Een pilaar van deze site toont Hori aan alle vier de zijden, gekleed in zijn hogepriesterlijke gewaad.
Op de voor- en achterkant van de pilaar verricht de hogepriester de handeling van het optillen van de verheven Djed-pilaar, een ceremonie die plaatsvond in de grote tempel van Ptah en vaak wordt afgebeeld in de graven van Sakkara uit het Nieuwe Rijk.
Op de zijkanten is Hori in aanbidding afgebeeld, met zijn handen voor zijn gezicht geheven.

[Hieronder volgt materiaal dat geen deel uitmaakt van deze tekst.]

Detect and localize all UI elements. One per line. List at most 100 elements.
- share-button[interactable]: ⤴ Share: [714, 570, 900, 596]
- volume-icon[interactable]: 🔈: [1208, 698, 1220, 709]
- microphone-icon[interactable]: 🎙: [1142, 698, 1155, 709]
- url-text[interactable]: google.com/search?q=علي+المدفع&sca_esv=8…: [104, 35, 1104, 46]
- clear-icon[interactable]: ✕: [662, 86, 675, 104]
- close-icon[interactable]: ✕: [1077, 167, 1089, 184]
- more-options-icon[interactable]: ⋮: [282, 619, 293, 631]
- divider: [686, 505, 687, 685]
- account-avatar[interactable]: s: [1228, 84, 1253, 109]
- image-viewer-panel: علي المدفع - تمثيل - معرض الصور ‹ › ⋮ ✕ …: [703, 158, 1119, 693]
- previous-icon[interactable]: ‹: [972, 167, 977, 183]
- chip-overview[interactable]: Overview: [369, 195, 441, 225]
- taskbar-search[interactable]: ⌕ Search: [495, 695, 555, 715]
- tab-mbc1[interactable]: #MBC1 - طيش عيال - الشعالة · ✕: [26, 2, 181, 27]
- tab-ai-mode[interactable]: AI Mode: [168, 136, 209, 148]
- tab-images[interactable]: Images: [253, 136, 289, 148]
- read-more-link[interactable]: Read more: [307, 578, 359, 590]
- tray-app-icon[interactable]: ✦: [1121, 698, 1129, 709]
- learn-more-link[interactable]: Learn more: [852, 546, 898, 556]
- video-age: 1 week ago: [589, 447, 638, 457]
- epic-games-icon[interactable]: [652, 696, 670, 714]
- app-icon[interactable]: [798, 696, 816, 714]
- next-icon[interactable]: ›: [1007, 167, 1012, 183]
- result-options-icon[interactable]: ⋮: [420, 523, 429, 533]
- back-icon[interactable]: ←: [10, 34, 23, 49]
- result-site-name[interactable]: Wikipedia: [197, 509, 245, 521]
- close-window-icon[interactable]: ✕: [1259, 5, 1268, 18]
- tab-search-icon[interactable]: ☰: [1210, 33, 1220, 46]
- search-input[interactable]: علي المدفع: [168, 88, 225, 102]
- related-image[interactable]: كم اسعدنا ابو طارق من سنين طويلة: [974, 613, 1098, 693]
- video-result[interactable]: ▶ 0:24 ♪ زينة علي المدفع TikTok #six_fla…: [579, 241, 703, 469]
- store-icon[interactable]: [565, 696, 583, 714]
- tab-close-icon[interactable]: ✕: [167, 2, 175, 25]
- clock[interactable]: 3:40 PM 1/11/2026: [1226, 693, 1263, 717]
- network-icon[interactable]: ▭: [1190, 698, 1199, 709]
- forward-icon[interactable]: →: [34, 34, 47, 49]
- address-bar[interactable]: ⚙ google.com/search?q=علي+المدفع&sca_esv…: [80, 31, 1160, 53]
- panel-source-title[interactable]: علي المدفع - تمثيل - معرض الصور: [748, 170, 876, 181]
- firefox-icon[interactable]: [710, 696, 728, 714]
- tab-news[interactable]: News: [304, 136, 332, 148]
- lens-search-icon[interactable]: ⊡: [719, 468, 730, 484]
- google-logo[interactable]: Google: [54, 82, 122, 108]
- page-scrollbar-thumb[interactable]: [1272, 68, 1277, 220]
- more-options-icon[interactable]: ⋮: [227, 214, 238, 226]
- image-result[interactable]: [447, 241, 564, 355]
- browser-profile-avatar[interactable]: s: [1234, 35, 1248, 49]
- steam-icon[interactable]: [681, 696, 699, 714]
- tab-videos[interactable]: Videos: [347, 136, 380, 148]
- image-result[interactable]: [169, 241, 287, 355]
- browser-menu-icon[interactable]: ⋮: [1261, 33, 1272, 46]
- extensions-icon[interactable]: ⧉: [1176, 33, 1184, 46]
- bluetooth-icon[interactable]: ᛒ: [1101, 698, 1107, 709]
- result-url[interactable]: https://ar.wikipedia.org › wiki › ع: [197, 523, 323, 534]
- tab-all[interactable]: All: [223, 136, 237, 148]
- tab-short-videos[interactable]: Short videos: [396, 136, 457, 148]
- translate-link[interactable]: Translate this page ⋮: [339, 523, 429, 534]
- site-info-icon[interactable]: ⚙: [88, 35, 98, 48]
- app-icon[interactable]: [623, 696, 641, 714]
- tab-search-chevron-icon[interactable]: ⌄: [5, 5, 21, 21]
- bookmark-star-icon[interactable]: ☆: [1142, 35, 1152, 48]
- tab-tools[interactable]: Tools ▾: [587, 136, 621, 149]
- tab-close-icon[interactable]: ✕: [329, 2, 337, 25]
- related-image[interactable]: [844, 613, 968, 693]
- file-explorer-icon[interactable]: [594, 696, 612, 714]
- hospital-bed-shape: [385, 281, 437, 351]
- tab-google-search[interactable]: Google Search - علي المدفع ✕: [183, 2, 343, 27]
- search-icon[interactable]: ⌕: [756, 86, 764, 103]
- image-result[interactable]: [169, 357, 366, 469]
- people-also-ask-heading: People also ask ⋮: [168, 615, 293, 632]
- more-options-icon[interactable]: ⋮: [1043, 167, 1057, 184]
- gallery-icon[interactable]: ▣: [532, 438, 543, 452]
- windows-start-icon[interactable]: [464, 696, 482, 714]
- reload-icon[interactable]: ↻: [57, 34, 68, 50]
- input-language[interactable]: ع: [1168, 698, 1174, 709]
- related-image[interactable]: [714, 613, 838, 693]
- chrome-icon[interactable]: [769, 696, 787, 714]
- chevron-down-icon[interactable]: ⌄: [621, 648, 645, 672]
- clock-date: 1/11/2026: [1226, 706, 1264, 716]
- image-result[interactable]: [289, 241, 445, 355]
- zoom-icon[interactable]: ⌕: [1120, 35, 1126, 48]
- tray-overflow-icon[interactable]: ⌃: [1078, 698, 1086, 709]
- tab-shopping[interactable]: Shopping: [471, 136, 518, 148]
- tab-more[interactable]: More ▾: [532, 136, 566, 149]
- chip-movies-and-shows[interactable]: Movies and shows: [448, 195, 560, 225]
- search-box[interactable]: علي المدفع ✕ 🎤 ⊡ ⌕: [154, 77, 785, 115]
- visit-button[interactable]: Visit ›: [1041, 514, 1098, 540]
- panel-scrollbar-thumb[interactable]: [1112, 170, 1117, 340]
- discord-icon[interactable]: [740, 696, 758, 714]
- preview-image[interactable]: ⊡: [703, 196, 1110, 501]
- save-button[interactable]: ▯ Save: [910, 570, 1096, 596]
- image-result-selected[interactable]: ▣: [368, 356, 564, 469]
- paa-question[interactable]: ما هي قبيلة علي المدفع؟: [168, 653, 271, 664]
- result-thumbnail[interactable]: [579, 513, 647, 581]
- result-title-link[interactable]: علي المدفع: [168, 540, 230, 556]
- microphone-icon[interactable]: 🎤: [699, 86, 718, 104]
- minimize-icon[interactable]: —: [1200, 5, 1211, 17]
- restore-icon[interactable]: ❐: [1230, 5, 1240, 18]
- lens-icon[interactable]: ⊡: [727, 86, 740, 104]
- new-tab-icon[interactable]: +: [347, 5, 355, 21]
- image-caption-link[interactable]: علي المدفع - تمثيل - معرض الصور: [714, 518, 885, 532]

Hij vermeldt zijn titels: “Edel”, “Leider van de Twee Landen”, “Priester Shem” en “Hogepriester”, evenals de naam van zijn vader, Khaemwaset.
Deze pilaar werd begin 20e eeuw door James Edward Quibell hergebruikt in het Koptische klooster van Apa Jeremias.
Oorspronkelijk sierde hij een portiek grenzend aan de binnenplaats van de grafkapel van de hogepriester.
De resten van Hori’s funeraire viaticum zijn momenteel verspreid over verschillende musea.
Zijn sarcofaag bevindt zich in het Egyptisch Museum in Berlijn, terwijl een van de canopische vazen, waarvan de stop en inscriptie erop wijzen dat deze onder de bescherming van de god Duamutef stond en een oesjabti van de hogepriester te zien zijn in het Curtiusmuseum in Luik.